Tell your current clients about it. If you have clients you’ve worked with before, let them know you have a website. Word of mouth referrals are easier to act on when there’s a site to share.
Keep it current. The biggest mistake artists make with portfolio sites is launching them and then not touching them for two years. Set a reminder to swap out photos every few months. Clients looking at your work want to see what you’re doing now, not what you were doing when you first published the site.
Frequently asked questions
Do I need to buy a domain name?
No. The free Portfolio Template works without one. If you publish through Tattoo Studio Pro Hosting, you get a portfolio.ink subdomain at no extra cost. You can connect a custom domain later if you want one, but it’s not required to get started.
Will my site show up in Google searches?
It can, but it won’t happen automatically on day one. Search engines need to crawl and index your site first, which can take a few weeks. Adding your site to Google Search Console speeds that process up. Making sure your bio and page content include location-specific terms also helps. The digital portfolio guide for tattoo artists covers what to look for in a portfolio tool from an SEO perspective.
What if I want to use my own domain?
If you publish through Tattoo Studio Pro Hosting, you can connect a custom domain (like yourtattoos.com) through the account portal. You’d buy the domain through any registrar, then point it at your Tattoo Studio Pro Hosting account. The hosting plan is $10 a month or $100 a year.
Can I update the site after it’s live?
Yes. Log back into your account, make changes in the editor, and republish. There’s no limit to how many times you can update.
What if I already have an Instagram and it’s working?
Keep using Instagram. A portfolio website doesn’t replace social media, it sits alongside it. Instagram is great for visibility and community. A website is where clients go when they’re ready to book and want to see your work more carefully. The two work better together than either does alone.
Get your portfolio live
The free Tattoo Studio Pro Portfolio Template is at tattoostudiopro.com/portfolio.
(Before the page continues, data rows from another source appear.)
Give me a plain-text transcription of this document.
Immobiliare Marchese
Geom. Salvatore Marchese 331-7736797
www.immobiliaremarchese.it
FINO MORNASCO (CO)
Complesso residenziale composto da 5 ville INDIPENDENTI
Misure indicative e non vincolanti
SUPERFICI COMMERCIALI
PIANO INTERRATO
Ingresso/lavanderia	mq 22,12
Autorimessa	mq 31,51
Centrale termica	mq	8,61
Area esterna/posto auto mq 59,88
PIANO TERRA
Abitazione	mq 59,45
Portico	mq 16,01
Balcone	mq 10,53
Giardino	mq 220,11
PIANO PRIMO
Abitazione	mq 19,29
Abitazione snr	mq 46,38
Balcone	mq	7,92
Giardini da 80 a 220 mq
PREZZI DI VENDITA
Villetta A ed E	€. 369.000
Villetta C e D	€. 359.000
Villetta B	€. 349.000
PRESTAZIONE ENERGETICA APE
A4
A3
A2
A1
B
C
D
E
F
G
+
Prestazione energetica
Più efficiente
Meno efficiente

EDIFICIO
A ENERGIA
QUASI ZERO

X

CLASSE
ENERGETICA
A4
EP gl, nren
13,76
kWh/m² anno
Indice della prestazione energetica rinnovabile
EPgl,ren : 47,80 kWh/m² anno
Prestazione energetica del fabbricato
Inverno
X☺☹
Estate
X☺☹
It takes less than an hour to go from nothing to a live portfolio site, and it doesn’t cost anything to start.
If you’re still figuring out what a strong portfolio looks like before you build one, start with the complete tattoo artist portfolio guide. It covers what to include, how to edit your selection down to the pieces that will land with clients, and how your online portfolio fits into the rest of your marketing as an artist.
Once the site is up, you’ll have something that works while you’re tattooing, something potential clients can find when they’re searching, and a home base for your work that’s yours regardless of what happens to any social platform.